Trotz Lockerungen: Von Aufbruchstimmung kann in der Konzertbranche keine Rede sein, schreibt der Musikkritiker und Konzertveranstalter Berthold Seliger auf ZeitOnline in einer langen, wie stets bei Seliger mit hoher Faktendichte unterfütterten Analyse der Lage: Das Fachpersonal hat sich in andere Berufe geflüchtet und fürchtet die Rückkehr in prekäre Jobs, das Publikum zaudert, weil die Pandemie noch nicht vorbei ist und wegen einiger Abzock-Erfahrungen in den letzten zwei Jahren, zudem sind beträchtliche Teile der Branche nahezu gelähmt, während die Big Player sich fürstlich aus Hilfetöpfen bedienten, ohne etwas durchrieseln zu lassen. Mitunter eben jene Player wenden sich nun mit einem "Brandbrief" an die Politik: Doch "wer nun publikumswirksam darüber jammert, dass nicht genug Personal für die Durchführung von Konzerten zur Verfügung stehe, muss sich den Hinweis gefallen lassen, jahrelang selbst zu wenig für die finanzielle Sicherheit dieses Personals getan zu haben. ... Um diese Menschen zurückzugewinnen, helfen keine Brandbriefe und Imagekampagnen.
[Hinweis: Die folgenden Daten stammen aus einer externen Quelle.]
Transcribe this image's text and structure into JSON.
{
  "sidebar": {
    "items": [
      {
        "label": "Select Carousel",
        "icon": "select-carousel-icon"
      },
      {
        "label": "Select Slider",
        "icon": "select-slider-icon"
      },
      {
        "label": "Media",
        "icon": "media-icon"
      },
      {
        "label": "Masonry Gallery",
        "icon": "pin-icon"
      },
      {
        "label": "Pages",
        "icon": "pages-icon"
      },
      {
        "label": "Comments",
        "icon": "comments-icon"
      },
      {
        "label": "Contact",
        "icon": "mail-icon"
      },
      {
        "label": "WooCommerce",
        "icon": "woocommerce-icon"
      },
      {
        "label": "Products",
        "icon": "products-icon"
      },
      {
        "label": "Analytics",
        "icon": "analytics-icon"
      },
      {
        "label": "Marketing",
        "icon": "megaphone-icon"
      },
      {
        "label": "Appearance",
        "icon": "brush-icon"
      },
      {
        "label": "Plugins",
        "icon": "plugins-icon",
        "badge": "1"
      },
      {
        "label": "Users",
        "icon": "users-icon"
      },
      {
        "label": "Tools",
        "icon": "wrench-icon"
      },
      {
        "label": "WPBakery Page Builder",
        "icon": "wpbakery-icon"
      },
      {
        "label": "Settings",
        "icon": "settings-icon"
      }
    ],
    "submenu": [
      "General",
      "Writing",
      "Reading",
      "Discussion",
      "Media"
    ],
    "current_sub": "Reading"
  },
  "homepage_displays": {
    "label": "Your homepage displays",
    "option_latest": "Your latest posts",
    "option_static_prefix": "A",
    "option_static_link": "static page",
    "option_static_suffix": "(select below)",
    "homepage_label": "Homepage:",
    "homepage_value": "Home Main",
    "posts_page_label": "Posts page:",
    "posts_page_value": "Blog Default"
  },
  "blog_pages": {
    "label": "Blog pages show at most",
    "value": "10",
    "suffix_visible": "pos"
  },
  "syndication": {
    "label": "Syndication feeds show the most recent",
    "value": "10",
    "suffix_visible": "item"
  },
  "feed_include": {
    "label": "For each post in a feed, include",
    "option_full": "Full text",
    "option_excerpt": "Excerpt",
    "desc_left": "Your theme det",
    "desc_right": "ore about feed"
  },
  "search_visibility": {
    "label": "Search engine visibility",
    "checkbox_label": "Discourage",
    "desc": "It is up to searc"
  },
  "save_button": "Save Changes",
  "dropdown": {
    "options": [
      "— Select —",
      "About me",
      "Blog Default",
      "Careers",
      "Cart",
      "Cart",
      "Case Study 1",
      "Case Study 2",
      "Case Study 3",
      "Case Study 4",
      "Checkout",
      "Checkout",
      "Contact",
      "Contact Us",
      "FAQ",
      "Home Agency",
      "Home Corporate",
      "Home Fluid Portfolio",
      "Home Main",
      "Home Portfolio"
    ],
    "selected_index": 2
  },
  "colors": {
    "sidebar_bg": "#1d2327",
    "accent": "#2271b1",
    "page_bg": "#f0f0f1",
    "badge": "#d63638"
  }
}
Nötig sind faire Bezahlung und soziale Absicherung, also die Organisation von Resilienz für das kulturelle Prekariat. Dafür ist das Engagement aller Protagonist*innen im Ökosystem Konzertbranche notwendig. Großkonzerne und Superstars der Livebranche müssten bereit sein, auf einen vergleichsweise geringen Anteil ihrer erheblichen Gewinne zu verzichten. Das Publikum kleinerer und mittelgroßer Konzerte müsste bereit sein, eine maßvolle Erhöhung von Eintrittspreisen zu akzeptieren."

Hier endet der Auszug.